I think about 90% of the time veganism has come up in conversations I've been a part of, it's been unrelated to the main topic being discussed.
Regardless of the vegan part the point still stands. It was also my first though reading the article before I came here to read the comments.
The idea of butter being good doesn't strictly seem like it demands a conspiracy theory.
The implication is that the lack of good butter made someone abandon veganism … while possible, it seems unlikely?
I've known people abandon veganism (for vegetarianism) over cheese, since it's such a common ingredient in restaurant food. Butter feels a little less likely.
> “It was probably 40 degrees outside, but there’s a lot of heat going on in the back,”
Would this is safe to do on a sunny warm weather? Would body heat plus the sun ruin the cream?
> Would this is safe to do on a sunny warm weather? Would body heat plus the sun ruin the cream?

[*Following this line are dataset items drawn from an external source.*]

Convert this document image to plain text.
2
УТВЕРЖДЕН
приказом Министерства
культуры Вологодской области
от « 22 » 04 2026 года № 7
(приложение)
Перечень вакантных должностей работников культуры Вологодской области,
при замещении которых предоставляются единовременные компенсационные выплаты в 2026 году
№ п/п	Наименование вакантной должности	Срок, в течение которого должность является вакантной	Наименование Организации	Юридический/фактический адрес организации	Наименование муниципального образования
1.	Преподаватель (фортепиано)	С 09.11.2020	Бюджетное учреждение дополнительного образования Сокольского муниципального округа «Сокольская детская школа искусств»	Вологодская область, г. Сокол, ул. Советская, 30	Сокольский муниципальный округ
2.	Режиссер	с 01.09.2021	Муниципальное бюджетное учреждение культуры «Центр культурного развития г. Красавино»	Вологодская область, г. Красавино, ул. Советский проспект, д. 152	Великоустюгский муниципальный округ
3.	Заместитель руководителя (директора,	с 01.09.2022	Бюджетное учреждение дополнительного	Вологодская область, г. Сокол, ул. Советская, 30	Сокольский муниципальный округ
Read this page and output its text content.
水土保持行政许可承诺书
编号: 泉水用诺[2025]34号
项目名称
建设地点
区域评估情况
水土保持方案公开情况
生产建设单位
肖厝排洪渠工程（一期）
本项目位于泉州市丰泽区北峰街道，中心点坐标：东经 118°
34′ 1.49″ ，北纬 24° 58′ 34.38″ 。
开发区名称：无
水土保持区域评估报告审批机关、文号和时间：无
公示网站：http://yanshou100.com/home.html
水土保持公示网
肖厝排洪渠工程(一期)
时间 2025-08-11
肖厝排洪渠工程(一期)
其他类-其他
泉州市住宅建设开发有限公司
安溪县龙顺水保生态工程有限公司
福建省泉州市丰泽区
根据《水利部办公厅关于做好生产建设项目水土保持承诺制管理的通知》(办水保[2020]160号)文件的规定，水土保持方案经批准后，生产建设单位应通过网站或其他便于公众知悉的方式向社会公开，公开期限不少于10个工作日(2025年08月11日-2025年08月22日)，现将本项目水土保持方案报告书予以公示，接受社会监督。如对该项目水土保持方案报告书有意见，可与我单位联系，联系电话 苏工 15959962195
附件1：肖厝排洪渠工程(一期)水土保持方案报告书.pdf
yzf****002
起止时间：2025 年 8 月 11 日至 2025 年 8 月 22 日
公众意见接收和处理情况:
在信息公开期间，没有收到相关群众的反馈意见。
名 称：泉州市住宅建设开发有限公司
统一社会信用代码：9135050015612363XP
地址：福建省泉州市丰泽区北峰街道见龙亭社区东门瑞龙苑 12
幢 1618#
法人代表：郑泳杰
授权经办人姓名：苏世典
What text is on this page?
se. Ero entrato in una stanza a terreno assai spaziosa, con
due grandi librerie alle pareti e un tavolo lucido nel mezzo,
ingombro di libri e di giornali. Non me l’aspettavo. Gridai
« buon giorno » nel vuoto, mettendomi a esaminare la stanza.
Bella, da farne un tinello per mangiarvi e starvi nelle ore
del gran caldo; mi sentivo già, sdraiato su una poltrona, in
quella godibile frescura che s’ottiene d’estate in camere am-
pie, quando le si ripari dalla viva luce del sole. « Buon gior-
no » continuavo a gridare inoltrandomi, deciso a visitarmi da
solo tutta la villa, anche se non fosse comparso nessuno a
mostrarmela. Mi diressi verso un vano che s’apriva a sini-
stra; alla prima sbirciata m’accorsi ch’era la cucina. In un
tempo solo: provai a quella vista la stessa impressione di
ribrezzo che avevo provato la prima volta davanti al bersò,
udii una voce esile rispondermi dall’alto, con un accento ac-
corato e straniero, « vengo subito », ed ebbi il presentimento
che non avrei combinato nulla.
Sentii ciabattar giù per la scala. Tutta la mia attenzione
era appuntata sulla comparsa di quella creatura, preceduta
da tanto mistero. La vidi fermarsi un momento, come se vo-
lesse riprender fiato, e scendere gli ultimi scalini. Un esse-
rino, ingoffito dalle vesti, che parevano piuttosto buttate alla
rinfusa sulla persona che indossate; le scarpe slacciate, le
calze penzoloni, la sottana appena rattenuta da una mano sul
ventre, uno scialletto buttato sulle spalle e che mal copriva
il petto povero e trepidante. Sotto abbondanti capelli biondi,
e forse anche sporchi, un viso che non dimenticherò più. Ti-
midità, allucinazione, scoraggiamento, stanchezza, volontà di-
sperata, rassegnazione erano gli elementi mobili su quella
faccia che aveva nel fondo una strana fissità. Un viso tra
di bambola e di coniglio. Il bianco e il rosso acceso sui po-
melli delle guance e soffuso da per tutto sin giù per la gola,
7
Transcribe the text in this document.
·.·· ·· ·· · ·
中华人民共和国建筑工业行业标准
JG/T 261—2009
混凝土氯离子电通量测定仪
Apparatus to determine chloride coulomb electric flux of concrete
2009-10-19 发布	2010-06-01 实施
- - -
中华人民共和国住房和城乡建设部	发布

It's fairly safe. You can leave dairy products unrefrigerated for an uncomfortable amount of time :) Butter, in particular, can last for days outside a fridge.
The bacteria that tends to infest dairy products will usually (but not always) turn it into something tasty like yogurt.
Don't get me wrong, you can definitely get sick from spoiled dairy products, but it's not a 100% thing.
> This tracks with the science; according to Scientific American, room-temperature cream turns to butter much faster than cold cream because the molecules move more quickly at higher temperatures. Of course, if the temperature gets too high, everything will just melt, so their experiment probably wouldn’t have worked on a summer run.
I assume they shamelessly were talking in Fahrenheit degrees.
On warmer days you could swap doing the washing for food preparation!
the next fad fringe sport.
seriously, if you can do butter, you should also be able to do ice cream, with some ingenuity.
There's a guy (insta: trailswithzach) that did successfully make ice cream like this
Naw, you make Ice Cream on car wheels. Everyone knows that
Of course she's from Oregon. This is close to the most Oregon activity imaginable.
You know, I don't mean this to be rude in any way, but what kept going through my mind as I read this was "I wonder if they drive a Subaru Outback."